I want to celebrate you, moms of boys. I want to encourage you. I want to support you. I want your boys to know that they can do whatever it is that they want to do whether it is sports or art or playing dolls. I want us to sit together and share stories of raising children. I want us to be able to nod in agreement, even if you have a boy and I have a girl.

I go back to those statistics, the ones that haunt me. And they won’t change, not unless we work together.

How about instead of spending time reinforcing these ideas of what boys and girls do, we spend that time teaching them to see the inherent value in all people. How about we allow room for emotion. How about we speak up when we hear someone perpetuating stereotypes.

How about we raise….people.


  1. good word here Brenna from one mom of three girls to another. I think it erks me in a different way than what you wrote. but I am thankful to read what your words as it encourages me to look past my annoyances and see the deeper "ugh" that you so eloquently wrote. I want my girls to be all the things you want your girls to become.

    I also value Ben's role in their lives. I think there are certain traits which are inherently female and male, in how God designed us. I remember Ben saying, "How can I teach my girls what it's like to be me as a male in a very female dominated house?" I think he had a point. I am glad to partner with him as he brings his strengths to the table as I bring mine. I hope some of this made sense--it's late and I need to go to bed! Love your mind and your heart and you!

  2. Seriously, this has always bothered me. I think, and this is just me, that there is a superior tone to "I'm raising boys," as if the job is somehow more important. Again, totally projecting there, but let's face it. When we delineate gender and assign Legos to boys and princesses to girls we're negating the individuality of our children and failing as women whose job it is to take the gender gap and crush it. I can't stand it when I see BOYS party ideas and whatnot on Pinterest. You go, fierce mama.

  3. oh, i appreciate this, lady. my friend and i were just talking about how early kids get this unnecessarily gendered messages, and i think you're right to push back.

    i have a son and a daughter, and they're different, because they're different people, of course, but because of gender and sex, too. but it's SO easy (and dangerous), to move from "boys can be so physical, X, Y, Z!" into the prescriptive, limiting, and hurtful language dictating who/what kids "should" and "shouldn't" be or do.

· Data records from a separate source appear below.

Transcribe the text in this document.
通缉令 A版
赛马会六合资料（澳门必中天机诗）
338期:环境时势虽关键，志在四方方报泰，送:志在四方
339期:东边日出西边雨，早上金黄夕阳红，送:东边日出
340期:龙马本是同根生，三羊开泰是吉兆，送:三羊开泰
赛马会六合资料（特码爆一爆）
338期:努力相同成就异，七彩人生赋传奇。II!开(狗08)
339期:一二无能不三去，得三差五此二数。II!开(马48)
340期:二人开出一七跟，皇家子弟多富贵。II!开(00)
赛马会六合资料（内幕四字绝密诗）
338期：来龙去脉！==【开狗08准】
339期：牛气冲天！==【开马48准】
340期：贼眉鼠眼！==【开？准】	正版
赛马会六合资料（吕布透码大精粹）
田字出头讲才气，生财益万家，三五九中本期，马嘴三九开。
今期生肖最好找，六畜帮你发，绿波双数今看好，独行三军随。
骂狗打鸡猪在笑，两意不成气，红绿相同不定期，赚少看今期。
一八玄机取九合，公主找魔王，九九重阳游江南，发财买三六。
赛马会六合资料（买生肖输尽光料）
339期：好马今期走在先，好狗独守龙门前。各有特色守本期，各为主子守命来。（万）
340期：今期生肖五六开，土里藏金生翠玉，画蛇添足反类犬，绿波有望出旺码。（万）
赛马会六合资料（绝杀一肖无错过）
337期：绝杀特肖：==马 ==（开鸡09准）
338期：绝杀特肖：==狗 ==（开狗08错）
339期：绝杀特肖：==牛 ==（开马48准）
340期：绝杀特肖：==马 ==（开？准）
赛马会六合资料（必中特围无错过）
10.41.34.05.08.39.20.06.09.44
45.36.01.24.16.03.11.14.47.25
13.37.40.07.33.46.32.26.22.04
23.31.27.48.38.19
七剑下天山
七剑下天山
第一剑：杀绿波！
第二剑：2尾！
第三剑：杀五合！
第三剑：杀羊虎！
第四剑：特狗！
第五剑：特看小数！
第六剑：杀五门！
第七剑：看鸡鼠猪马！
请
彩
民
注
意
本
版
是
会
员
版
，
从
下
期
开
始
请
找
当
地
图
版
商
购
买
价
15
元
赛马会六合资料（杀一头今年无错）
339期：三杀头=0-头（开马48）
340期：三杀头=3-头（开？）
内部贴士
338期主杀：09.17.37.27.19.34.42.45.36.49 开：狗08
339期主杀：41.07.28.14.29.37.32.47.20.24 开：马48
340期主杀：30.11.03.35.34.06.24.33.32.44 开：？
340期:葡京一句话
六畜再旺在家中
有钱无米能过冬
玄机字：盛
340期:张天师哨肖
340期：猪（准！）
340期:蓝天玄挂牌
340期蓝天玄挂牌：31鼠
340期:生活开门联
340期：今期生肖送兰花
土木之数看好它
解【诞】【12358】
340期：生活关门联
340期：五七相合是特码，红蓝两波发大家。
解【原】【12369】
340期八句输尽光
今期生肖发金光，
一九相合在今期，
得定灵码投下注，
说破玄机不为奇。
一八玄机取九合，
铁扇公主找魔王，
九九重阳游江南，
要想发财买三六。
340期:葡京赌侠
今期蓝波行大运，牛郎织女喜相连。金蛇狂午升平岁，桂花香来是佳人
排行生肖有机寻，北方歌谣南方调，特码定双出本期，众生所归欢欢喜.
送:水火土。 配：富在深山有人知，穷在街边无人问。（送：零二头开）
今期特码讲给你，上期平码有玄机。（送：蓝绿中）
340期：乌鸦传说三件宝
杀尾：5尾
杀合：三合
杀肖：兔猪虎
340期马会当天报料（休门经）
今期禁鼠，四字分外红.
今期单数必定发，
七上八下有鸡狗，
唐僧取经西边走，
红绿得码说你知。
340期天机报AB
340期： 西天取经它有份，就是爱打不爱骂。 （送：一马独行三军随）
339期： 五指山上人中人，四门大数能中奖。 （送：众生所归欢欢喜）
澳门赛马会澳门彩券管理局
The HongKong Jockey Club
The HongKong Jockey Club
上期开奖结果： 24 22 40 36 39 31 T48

    of course, there's a theological layer to this, too. many who use that hashtag do believe in prescriptive and limiting gender roles, but we who don't absolutely need to push back against this tide.

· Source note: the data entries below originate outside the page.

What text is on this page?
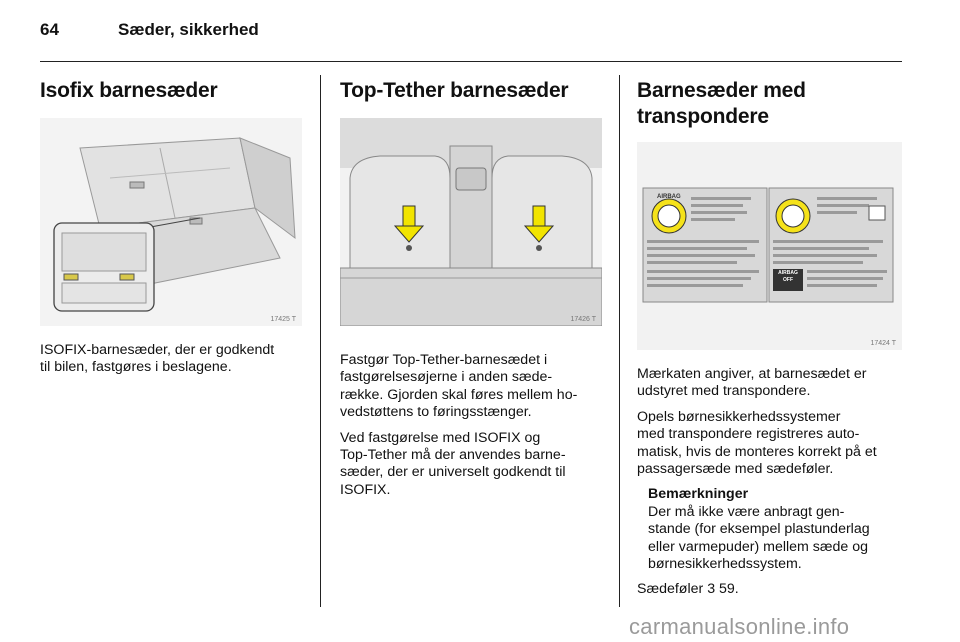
64	Sæder, sikkerhed
Isofix barnesæder
17425 T

ISOFIX-barnesæder, der er godkendt
til bilen, fastgøres i beslagene.

Top-Tether barnesæder
17426 T

Fastgør Top-Tether-barnesædet i
fastgørelsesøjerne i anden sæde-
række. Gjorden skal føres mellem ho-
vedstøttens to føringsstænger.

Ved fastgørelse med ISOFIX og
Top-Tether må der anvendes barne-
sæder, der er universelt godkendt til
ISOFIX.

Barnesæder med
transpondere
AIRBAG
AIRBAG
OFF
17424 T

Mærkaten angiver, at barnesædet er
udstyret med transpondere.

Opels børnesikkerhedssystemer
med transpondere registreres auto-
matisk, hvis de monteres korrekt på et
passagersæde med sædeføler.

Bemærkninger

Der må ikke være anbragt gen-
stande (for eksempel plastunderlag
eller varmepuder) mellem sæde og
børnesikkerhedssystem.

Sædeføler 3 59.

carmanualsonline.info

  4. Oh, I love this so much. I am a "mom of boys" who are actually not boys so much anymore, and the hashtag annoys ME. My boys didn't fit all of those "stereotypes" and I would NOT want them to. I want people to understand that it's more about being a mom of children, or YOUR children, and that each one is a wild unique amazing creatures, regardless of their gender. And no hashtag can box our children in. And I'll stop before I keep ranting in your comment section. ;) Thank you for this post!

  5. good word, love. such a good word. we are raising people, people who are going to hit enough boxes as they grow up. people who are going to find out that the world is a place where other people like to build fences in random places. our homes should not have boxes. my girl loves mud and dogs and Legos and babydolls and kitty cats and toy tractors.

    mothers of people. oh, I love this.

  6. Hashtag I love you. Hashtag when I was a kid, I played with dinosaurs and action figures. Hashtag all my nephew wanted for Christmas this year was a princess stable. Hashtag slay those dragons, friend.

    I'm not a parent, but I appreciate you writing this for all the awesome little people growing up out there. Roar.